Carrier Ethernet 2.0 will be a springboard for the envisioned third network, says MEF president Nan Chen.

The Metro Ethernet Forum (MEF) has outlined plans to improve future network services by launching its vision for a 'third network' that draws on the collective power of multiple operators to create "agile, assured and orchestrated services worldwide".

Addressing delegates at the NetEvents Press and Service Provider Summit in Portugal yesterday, MEF founder and president Nan Chen said the vision for network services aims to build on the "tremendous market success and energy and momentum of Carrier Ethernet 2.0 (CE2.0)".

Chen said modern data networks fall into two categories: the CE2.0 networks that deliver assured service performance and security, although they can take days to initiate when multiple providers are needed. The second, according to Chen, is the Internet of IP networks that delivers on-demand and ubiquitous services, but with no performance guarantees - leaving users to tackle security concerns.

Chen said the MEF wants to see a new service developed that is "agile like the Internet, assured in performance and security like the CE2.0 networks, and has end-to-end service orchestrated seamlessly".

Always on

Andrew McFazden, MEF board chairperson, added the new initiative aims to provide reliable connectivity, regardless of whether users are at home, work or on the road. "Imagine that just by connecting to your service, your required performance profile is loaded onto your device - whether it's a laptop, tablet or a smartphone. A high performance network is set up and you are ready for business."

He added the service could be always-on as well as on-demand, while it could also "provide performance-assured network experiences" to frequent travellers and remote workers, and also enable innovation.

The MEF also aims to grow cloud services, which McFazden says will be "seamless with service on demand and as you go that inter-connects user locations to virtual machines or virtual network functions running on blade servers in remote data centres".
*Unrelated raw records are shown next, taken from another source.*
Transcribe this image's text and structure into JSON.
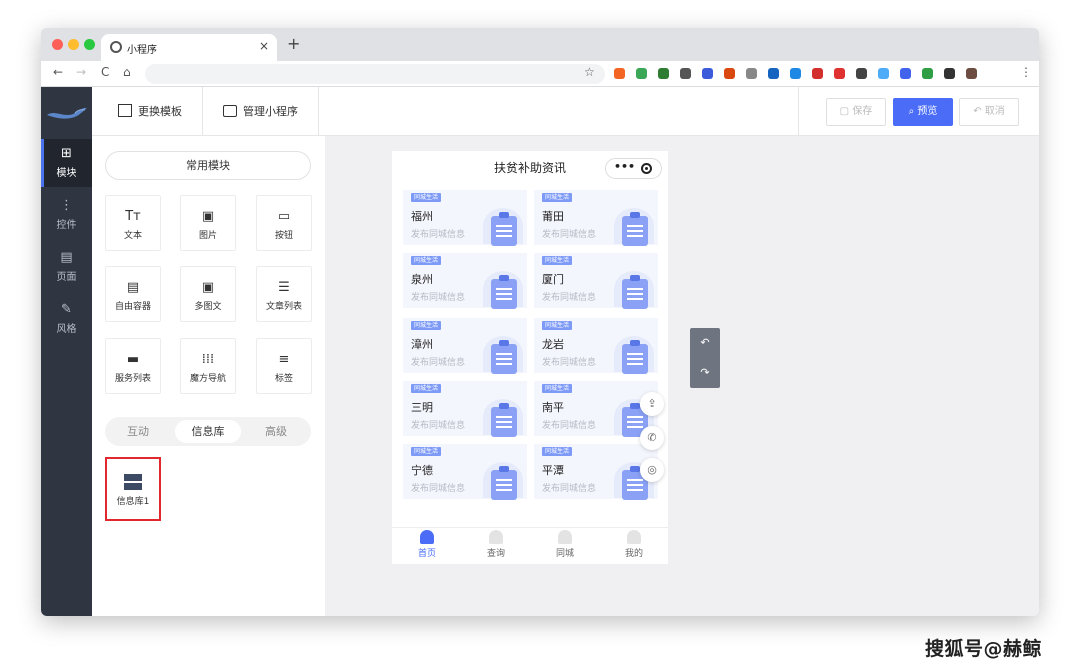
{
  "browser": {
    "tab_title": "小程序",
    "tab_close": "×",
    "new_tab": "+",
    "nav": {
      "back": "←",
      "forward": "→",
      "reload": "C",
      "home": "⌂"
    },
    "star": "☆",
    "menu": "⋮",
    "extensions": [
      "#f26522",
      "#3aa757",
      "#2e7d32",
      "#555555",
      "#3b5bdb",
      "#d9480f",
      "#888888",
      "#1565c0",
      "#1e88e5",
      "#d32f2f",
      "#e03131",
      "#444444",
      "#4dabf7",
      "#4263eb",
      "#2f9e44",
      "#333333",
      "#6d4c41"
    ]
  },
  "leftnav": {
    "items": [
      {
        "label": "模块",
        "icon": "plus-square-icon",
        "glyph": "⊞"
      },
      {
        "label": "控件",
        "icon": "controls-icon",
        "glyph": "⋮"
      },
      {
        "label": "页面",
        "icon": "page-icon",
        "glyph": "▤"
      },
      {
        "label": "风格",
        "icon": "magic-wand-icon",
        "glyph": "✎"
      }
    ]
  },
  "topbar": {
    "change_template": "更换模板",
    "manage_miniprogram": "管理小程序",
    "save": "保存",
    "preview": "预览",
    "cancel": "取消"
  },
  "panel": {
    "common_modules": "常用模块",
    "tiles": [
      {
        "label": "文本",
        "glyph": "Tт",
        "icon": "text-icon"
      },
      {
        "label": "图片",
        "glyph": "▣",
        "icon": "image-icon"
      },
      {
        "label": "按钮",
        "glyph": "▭",
        "icon": "button-icon"
      },
      {
        "label": "自由容器",
        "glyph": "▤",
        "icon": "container-icon"
      },
      {
        "label": "多图文",
        "glyph": "▣",
        "icon": "multi-article-icon"
      },
      {
        "label": "文章列表",
        "glyph": "☰",
        "icon": "article-list-icon"
      },
      {
        "label": "服务列表",
        "glyph": "▬",
        "icon": "service-list-icon"
      },
      {
        "label": "魔方导航",
        "glyph": "⁞⁞⁞",
        "icon": "grid-nav-icon"
      },
      {
        "label": "标签",
        "glyph": "≡",
        "icon": "tag-icon"
      }
    ],
    "segments": [
      "互动",
      "信息库",
      "高级"
    ],
    "selected_segment": "信息库",
    "info_tile": {
      "label": "信息库1",
      "glyph": "▦"
    }
  },
  "phone": {
    "title": "扶贫补助资讯",
    "capsule_more": "•••",
    "cards": [
      {
        "badge": "同城生活",
        "city": "福州",
        "sub": "发布同城信息"
      },
      {
        "badge": "同城生活",
        "city": "莆田",
        "sub": "发布同城信息"
      },
      {
        "badge": "同城生活",
        "city": "泉州",
        "sub": "发布同城信息"
      },
      {
        "badge": "同城生活",
        "city": "厦门",
        "sub": "发布同城信息"
      },
      {
        "badge": "同城生活",
        "city": "漳州",
        "sub": "发布同城信息"
      },
      {
        "badge": "同城生活",
        "city": "龙岩",
        "sub": "发布同城信息"
      },
      {
        "badge": "同城生活",
        "city": "三明",
        "sub": "发布同城信息"
      },
      {
        "badge": "同城生活",
        "city": "南平",
        "sub": "发布同城信息"
      },
      {
        "badge": "同城生活",
        "city": "宁德",
        "sub": "发布同城信息"
      },
      {
        "badge": "同城生活",
        "city": "平潭",
        "sub": "发布同城信息"
      }
    ],
    "float_buttons": [
      {
        "name": "share-icon",
        "glyph": "⇪"
      },
      {
        "name": "phone-icon",
        "glyph": "✆"
      },
      {
        "name": "wechat-icon",
        "glyph": "◎"
      }
    ],
    "tabbar": [
      {
        "label": "首页",
        "active": true
      },
      {
        "label": "查询",
        "active": false
      },
      {
        "label": "同城",
        "active": false
      },
      {
        "label": "我的",
        "active": false
      }
    ]
  },
  "history": {
    "undo": "↶",
    "redo": "↷"
  },
  "watermark": "搜狐号@赫鲸"
}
'Third network' as service

According to Chen, the MEF aims to implement its new vision using network as a service principles. The organisation aims to build on the foundations of Network Functions Virtualisation (NFV) - which decouples network functions from proprietary hardware appliances, so they can run in software.

Another element forming part of the foundation is software-defined networking (SDN), which enables the network control to become directly programmable, and underlying infrastructure to be abstracted for applications and network services.

Chen says the third network is concerned with connectivity services business or individuals actually purchased, in addition to the functional elements in NFV and SDN. "The new third network can only come to being by working closely with many industry leaders. An expanded collaboration programme involving key industry standard bodies has been established."

He says the programme will be critical to the acceleration of deployment as the MEF looks to maximise the impact of its new initiative.